When the team analyzed the samples, they found that a significant number of patients routinely shed infectious virus—not just RNA particles—into particles small enough for airborne transmission. They were surprised to find that 11 (48%) of the 23 fine aerosol samples acquired when patients weren't coughing had detectable viral RNA, and of those 8 contained infectious virus, suggesting that coughing isn't a prerequisite for generating fine aerosol droplets.
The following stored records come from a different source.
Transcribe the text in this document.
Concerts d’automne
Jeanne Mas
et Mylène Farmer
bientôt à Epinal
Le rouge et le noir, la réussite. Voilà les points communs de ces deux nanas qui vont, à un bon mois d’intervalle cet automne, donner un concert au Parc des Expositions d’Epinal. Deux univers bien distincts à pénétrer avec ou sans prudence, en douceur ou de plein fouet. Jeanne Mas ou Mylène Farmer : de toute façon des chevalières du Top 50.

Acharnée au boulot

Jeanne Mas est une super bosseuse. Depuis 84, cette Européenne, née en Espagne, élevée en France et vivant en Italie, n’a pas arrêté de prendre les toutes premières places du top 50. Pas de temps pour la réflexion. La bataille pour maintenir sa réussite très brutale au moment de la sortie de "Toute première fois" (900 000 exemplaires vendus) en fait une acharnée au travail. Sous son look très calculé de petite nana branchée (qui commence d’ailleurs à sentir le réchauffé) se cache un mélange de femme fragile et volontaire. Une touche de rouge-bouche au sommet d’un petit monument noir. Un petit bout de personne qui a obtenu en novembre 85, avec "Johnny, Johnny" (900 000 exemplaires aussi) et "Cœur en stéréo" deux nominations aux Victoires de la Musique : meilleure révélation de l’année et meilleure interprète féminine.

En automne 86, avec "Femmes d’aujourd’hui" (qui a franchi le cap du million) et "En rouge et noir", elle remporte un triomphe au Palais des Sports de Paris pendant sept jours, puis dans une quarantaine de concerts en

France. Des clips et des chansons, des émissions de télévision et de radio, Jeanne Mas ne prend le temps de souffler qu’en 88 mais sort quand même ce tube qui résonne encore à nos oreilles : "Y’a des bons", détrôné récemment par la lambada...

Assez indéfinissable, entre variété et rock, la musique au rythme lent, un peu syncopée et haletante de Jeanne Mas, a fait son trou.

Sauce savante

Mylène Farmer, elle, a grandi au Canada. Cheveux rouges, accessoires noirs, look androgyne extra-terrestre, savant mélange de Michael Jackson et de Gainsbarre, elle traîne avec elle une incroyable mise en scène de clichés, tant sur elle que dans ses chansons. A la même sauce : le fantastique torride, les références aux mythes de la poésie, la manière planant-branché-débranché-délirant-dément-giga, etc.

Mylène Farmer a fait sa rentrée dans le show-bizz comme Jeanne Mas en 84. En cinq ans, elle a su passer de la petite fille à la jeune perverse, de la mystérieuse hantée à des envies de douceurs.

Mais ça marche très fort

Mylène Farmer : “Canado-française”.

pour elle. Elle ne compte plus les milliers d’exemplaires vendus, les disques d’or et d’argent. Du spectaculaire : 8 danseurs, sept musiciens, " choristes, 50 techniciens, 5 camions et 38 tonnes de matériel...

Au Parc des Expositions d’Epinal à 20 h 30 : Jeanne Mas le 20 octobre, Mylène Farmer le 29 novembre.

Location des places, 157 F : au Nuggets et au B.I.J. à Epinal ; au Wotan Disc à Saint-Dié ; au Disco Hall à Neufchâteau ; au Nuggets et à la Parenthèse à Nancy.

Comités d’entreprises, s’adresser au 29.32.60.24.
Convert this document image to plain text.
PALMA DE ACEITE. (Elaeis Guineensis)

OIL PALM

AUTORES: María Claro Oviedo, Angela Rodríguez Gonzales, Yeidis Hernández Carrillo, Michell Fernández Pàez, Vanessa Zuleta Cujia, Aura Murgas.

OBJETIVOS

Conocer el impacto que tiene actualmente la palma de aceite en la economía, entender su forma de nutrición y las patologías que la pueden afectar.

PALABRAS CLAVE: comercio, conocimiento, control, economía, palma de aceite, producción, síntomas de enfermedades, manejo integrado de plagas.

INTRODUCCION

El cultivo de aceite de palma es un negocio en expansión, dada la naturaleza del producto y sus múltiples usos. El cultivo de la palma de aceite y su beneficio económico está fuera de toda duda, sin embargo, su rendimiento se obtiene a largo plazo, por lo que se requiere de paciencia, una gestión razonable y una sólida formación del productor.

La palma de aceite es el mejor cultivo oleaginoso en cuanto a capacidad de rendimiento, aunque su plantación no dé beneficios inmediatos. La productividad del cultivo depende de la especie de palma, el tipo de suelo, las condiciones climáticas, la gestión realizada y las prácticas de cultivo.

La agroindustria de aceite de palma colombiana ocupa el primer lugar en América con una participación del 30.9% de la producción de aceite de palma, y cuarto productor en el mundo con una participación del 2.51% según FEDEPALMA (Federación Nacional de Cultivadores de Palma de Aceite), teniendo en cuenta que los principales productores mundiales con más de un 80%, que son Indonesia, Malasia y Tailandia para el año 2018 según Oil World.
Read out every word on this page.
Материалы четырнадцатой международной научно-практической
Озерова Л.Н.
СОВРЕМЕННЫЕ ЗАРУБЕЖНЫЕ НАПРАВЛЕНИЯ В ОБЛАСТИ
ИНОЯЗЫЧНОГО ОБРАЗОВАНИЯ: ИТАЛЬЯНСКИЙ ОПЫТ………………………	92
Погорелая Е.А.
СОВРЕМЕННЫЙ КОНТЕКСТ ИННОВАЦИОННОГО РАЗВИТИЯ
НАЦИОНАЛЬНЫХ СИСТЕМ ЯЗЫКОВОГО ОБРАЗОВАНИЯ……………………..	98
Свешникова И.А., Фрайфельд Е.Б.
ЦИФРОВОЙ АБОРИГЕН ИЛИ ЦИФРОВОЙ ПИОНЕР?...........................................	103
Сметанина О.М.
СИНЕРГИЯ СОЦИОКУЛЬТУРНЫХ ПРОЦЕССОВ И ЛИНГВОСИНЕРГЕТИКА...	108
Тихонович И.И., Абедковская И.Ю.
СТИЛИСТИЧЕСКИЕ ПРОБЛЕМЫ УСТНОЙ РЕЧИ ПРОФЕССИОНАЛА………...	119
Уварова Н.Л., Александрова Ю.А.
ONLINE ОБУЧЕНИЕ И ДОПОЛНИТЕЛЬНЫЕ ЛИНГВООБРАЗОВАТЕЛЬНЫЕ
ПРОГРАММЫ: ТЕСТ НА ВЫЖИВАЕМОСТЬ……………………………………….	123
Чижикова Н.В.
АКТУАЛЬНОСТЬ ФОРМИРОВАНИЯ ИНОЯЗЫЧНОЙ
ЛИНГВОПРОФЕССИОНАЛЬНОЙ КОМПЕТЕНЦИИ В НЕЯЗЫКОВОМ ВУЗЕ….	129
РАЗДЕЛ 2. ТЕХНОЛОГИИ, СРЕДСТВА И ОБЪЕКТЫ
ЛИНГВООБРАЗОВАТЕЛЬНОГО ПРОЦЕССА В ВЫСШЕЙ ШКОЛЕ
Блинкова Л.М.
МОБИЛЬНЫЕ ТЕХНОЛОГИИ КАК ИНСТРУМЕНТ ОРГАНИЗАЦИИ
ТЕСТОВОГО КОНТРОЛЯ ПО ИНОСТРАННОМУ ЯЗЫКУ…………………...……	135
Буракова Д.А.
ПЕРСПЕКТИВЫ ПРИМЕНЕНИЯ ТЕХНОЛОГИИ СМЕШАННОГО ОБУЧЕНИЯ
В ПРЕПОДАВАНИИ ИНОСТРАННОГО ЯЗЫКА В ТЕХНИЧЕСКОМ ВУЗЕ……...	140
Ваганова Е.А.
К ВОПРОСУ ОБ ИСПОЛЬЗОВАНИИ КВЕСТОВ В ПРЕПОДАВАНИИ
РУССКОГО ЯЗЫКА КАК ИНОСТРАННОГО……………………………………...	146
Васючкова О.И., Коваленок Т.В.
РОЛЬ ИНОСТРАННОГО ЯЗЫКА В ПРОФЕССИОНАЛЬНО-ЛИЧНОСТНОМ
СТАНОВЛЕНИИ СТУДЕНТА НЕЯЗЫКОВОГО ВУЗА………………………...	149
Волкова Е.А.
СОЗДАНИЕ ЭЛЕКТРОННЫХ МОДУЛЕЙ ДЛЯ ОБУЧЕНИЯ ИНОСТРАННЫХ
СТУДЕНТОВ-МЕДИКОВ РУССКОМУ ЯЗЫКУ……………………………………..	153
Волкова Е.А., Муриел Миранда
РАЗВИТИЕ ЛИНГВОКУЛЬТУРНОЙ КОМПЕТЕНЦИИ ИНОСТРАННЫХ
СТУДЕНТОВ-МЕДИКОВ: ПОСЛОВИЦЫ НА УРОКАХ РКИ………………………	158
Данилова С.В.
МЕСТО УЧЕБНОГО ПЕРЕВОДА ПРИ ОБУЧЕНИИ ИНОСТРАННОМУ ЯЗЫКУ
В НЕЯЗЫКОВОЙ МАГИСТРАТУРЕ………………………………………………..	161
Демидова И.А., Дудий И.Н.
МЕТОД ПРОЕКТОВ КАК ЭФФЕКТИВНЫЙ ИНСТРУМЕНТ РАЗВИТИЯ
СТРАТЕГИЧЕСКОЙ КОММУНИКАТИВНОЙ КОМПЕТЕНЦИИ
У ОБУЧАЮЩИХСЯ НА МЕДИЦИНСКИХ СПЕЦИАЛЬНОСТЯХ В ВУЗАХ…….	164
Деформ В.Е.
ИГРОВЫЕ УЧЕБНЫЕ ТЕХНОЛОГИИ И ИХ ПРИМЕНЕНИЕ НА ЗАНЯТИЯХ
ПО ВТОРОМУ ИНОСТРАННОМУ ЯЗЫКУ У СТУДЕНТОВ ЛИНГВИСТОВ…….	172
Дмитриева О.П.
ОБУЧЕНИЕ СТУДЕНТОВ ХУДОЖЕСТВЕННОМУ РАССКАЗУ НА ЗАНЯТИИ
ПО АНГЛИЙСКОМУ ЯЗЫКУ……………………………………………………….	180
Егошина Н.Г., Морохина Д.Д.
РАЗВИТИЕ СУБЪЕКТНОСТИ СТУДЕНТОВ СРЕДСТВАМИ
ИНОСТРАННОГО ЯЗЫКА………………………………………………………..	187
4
In the few sneezes captured by the Gesundheit machine, investigators didn't see greater viral RNA copy numbers in coarse or fine aerosols, hinting that sneezing doesn't make as important a contribution as virus shed through aerosols.

P.S. Good ID people = priceless.
 
  • Like
Reactions: 1 user
On a side note, about aerosols and coughing...ID is telling us that coughing does not generate aerosols. Haven't researched it yet to be certain. Immediately after extubation vs a patient coming in just coughing is probably different. Any real insights here? Sources?

Lol, what? Coughing absolutely generates aerosols


And even without the physics research, the very fact that airborne transmission of disease exists ipso facto means coughing generated aerosols also exist.
 
Lol, what? Coughing absolutely generates aerosols

Apparently not much more than breathing. ;)
 
Agree. Wish I could say that for all providers.

Devils advocate:
What happens when the TAVR , that could be done in 3-6 months, turns into a full GETA and ends up on CPB and is in the CTICU intubated on a ventilator. You have now taken up resources in time when we need them most.

Additionally, we are not positive that your patient doesn't have COVID (since we don't have wide spread testing available), you might have performed an emergency intubation and aerosolized COVID into the room with staff members who do not have PPE on.
I was definitely not sharing that in favor of doing the cases at this time, only saying that our TAVRs get almost nothing.

I have seen a fair share of TAVRs turn bad and do so quickly. I wouldn't risk it when we're short ventilators.
 
So....we ordered a bunch of airway filters yesterday which, I believe, filter down to 0.3 microns. APSF and others recommend these. Now I’m reading that the virus is smaller than this at 0.12 microns. Anyone hav any clarity on this?